Hi Armin, Thanks for your feedback. We ran one of the program suggested by you as an example for evaluation: cd rpython/jit/tl non-pgo-pypy ../../bin/rpython -O2 --source targettlr pgo-pypy ../../bin/rpython -O2 --source targettlr We got the following results : Non-Pgo pypy - [Timer] Timings: [Timer] annotate --- 7.5 s [Timer] rtype_lltype --- 5.8 s [Timer] backendopt_lltype --- 3.6 s [Timer] stackcheckinsertion_lltype --- 0.1 s [Timer] database_c --- 19.6 s [Timer] source_c --- 2.6 s [Timer] ========================================= [Timer] Total: --- 39.2 s PGO-pypy : [Timer] Timings: [Timer] annotate --- 7.6 s [Timer] rtype_lltype --- 5.1 s [Timer] backendopt_lltype --- 3.1 s [Timer] stackcheckinsertion_lltype --- 0.0 s [Timer] database_c --- 18.5 s [Timer] source_c --- 2.3 s [Timer] ========================================= [Timer] Total: --- 36.6 s The delta in performance between these two is about 8%. We are working on getting the data to identify the % of interpreted code vs the jited code for both the binaries. We are also working on creating a pull request to get a better feedback on the change. Regards Yash ________________________________________ From: Armin Rigo [armin.rigo@gmail.com] Sent: Wednesday, November 02, 2016 2:18 AM To: Singh, Yashwardhan Cc: pypy-dev@python.org Subject: Re: [pypy-dev] PGO Optimized Binary Hi, On 31 October 2016 at 22:28, Singh, Yashwardhan <yashwardhan.singh@intel.com> wrote:
We applied compiler assisted optimization technique called PGO or Profile Guided Optimization while building PyPy, and found performance got improved by up to 22.4% on the Grand Unified Python Benchmark (GUPB) from “hg clone https://hg.python.org/benchmarks”. The below result table shows majority of 51 micros got performance boost with 8 got performance regression.
The kind of performance improvement you are measuring involves only short- or very short-running programs. A few years ago we'd have shrugged it off as irrelevant---"please modify the benchmarks so that they run for at least 10 seconds, more if they are larger"---because the JIT compiler doesn't have a chance to warm up. But we'd also have shrugged off your whole attempt---"PGO optimization cannot change anything to the speed of JIT-produced machine code". Nowadays we tend to look more seriously at the cold or warming-up performance too, or at least we know that we should look there. There are (stalled) plans of setting up a second benchmark suite for PyPy which focuses on this. You can get an estimate of whether you're looking at cold or hot code: compare the timings with CPython. Also, you can set the environment variable ``PYPYLOG=jit-summary:-`` and look at the first 2 lines to see how much time was spent warming up the JIT (or attempting to). Note that we did enable PGO long ago, with modest benefits. We gave up when our JIT compiler became good enough. Maybe now is the time to try again (and also, PGO itself might have improved in the meantime).

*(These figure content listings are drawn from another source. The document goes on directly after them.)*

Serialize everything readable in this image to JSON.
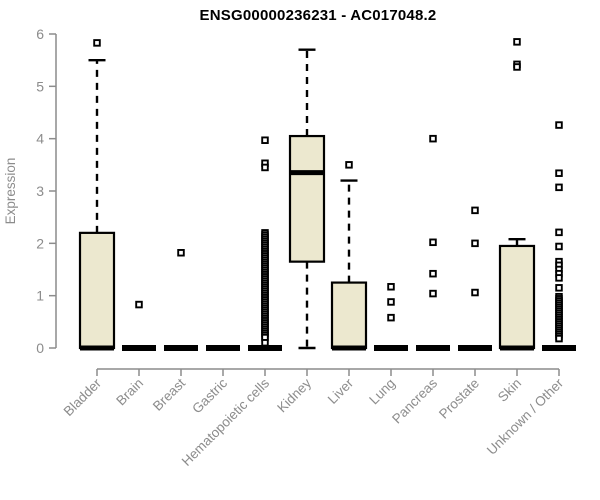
{
  "title": "ENSG00000236231 - AC017048.2",
  "colors": {
    "box_fill": "#ece8cf",
    "box_line": "#000000",
    "axis": "#8c8c8c",
    "title_text": "#000000",
    "background": "#ffffff"
  },
  "chart_data": {
    "type": "boxplot",
    "title": "ENSG00000236231 - AC017048.2",
    "xlabel": "",
    "ylabel": "Expression",
    "ylim": [
      0,
      6
    ],
    "yticks": [
      0,
      1,
      2,
      3,
      4,
      5,
      6
    ],
    "grid": false,
    "legend": "none",
    "categories": [
      "Bladder",
      "Brain",
      "Breast",
      "Gastric",
      "Hematopoietic cells",
      "Kidney",
      "Liver",
      "Lung",
      "Pancreas",
      "Prostate",
      "Skin",
      "Unknown / Other"
    ],
    "series": [
      {
        "name": "Bladder",
        "min": 0,
        "q1": 0,
        "median": 0,
        "q3": 2.2,
        "max": 5.5,
        "outliers": [
          5.83
        ]
      },
      {
        "name": "Brain",
        "min": 0,
        "q1": 0,
        "median": 0,
        "q3": 0,
        "max": 0,
        "outliers": [
          0.83
        ]
      },
      {
        "name": "Breast",
        "min": 0,
        "q1": 0,
        "median": 0,
        "q3": 0,
        "max": 0,
        "outliers": [
          1.82
        ]
      },
      {
        "name": "Gastric",
        "min": 0,
        "q1": 0,
        "median": 0,
        "q3": 0,
        "max": 0,
        "outliers": []
      },
      {
        "name": "Hematopoietic cells",
        "min": 0,
        "q1": 0,
        "median": 0,
        "q3": 0,
        "max": 0,
        "outliers": [
          3.97,
          3.53,
          3.45,
          2.2,
          2.16,
          2.12,
          2.08,
          2.04,
          2.0,
          1.96,
          1.92,
          1.88,
          1.84,
          1.8,
          1.76,
          1.72,
          1.68,
          1.64,
          1.6,
          1.56,
          1.52,
          1.48,
          1.44,
          1.4,
          1.36,
          1.32,
          1.28,
          1.24,
          1.2,
          1.16,
          1.12,
          1.08,
          1.04,
          1.0,
          0.96,
          0.92,
          0.88,
          0.84,
          0.8,
          0.76,
          0.72,
          0.68,
          0.64,
          0.6,
          0.56,
          0.52,
          0.48,
          0.44,
          0.4,
          0.36,
          0.32,
          0.28,
          0.24,
          0.2,
          0.1
        ]
      },
      {
        "name": "Kidney",
        "min": 0,
        "q1": 1.65,
        "median": 3.35,
        "q3": 4.05,
        "max": 5.7,
        "outliers": []
      },
      {
        "name": "Liver",
        "min": 0,
        "q1": 0,
        "median": 0,
        "q3": 1.25,
        "max": 3.2,
        "outliers": [
          3.5
        ]
      },
      {
        "name": "Lung",
        "min": 0,
        "q1": 0,
        "median": 0,
        "q3": 0,
        "max": 0,
        "outliers": [
          1.17,
          0.88,
          0.58
        ]
      },
      {
        "name": "Pancreas",
        "min": 0,
        "q1": 0,
        "median": 0,
        "q3": 0,
        "max": 0,
        "outliers": [
          4.0,
          2.02,
          1.42,
          1.04
        ]
      },
      {
        "name": "Prostate",
        "min": 0,
        "q1": 0,
        "median": 0,
        "q3": 0,
        "max": 0,
        "outliers": [
          2.63,
          2.0,
          1.06
        ]
      },
      {
        "name": "Skin",
        "min": 0,
        "q1": 0,
        "median": 0,
        "q3": 1.95,
        "max": 2.08,
        "outliers": [
          5.85,
          5.42,
          5.37
        ]
      },
      {
        "name": "Unknown / Other",
        "min": 0,
        "q1": 0,
        "median": 0,
        "q3": 0,
        "max": 0,
        "outliers": [
          4.26,
          3.34,
          3.07,
          2.21,
          1.94,
          1.65,
          1.58,
          1.5,
          1.42,
          1.34,
          1.15,
          0.98,
          0.94,
          0.9,
          0.86,
          0.82,
          0.78,
          0.74,
          0.7,
          0.66,
          0.62,
          0.58,
          0.54,
          0.5,
          0.46,
          0.42,
          0.38,
          0.34,
          0.3,
          0.26,
          0.22,
          0.18
        ]
      }
    ]
  }
}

We’d like to get some input on how to contribute our optimization recipe to the PyPy dev tree, perhaps by creating an item to the PyPy issue tracker?
The best would be to create a pull request so that we can look at your changes more easily.

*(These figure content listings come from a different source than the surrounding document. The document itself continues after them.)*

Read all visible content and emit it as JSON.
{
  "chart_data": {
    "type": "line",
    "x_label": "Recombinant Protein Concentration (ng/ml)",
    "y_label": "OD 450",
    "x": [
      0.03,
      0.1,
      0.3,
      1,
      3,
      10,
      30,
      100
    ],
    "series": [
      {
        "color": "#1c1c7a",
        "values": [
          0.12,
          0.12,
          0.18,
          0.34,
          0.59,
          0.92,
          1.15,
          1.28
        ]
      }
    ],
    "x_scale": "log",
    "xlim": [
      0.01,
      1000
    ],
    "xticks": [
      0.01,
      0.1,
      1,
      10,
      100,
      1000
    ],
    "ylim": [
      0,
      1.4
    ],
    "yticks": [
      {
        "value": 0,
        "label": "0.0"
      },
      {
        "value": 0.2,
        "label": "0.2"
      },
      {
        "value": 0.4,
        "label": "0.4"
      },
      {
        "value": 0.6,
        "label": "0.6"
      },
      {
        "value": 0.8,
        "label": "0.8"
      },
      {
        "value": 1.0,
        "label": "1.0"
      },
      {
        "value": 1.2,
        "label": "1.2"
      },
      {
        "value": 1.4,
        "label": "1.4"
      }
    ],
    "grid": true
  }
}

In addition, we would also appreciate any other benchmark or real world use based workload as alternatives to evaluate this.
You can take any Python program that runs either very shortly or not faster than CPython. For a larger example (with Python 2.7): cd rpython/jit/tl python ../../bin/rpython -O2 --source targettlr # 24 secs pypy ../../bin/rpython -O2 --source targettlr # 39 secs A bientôt, Armin.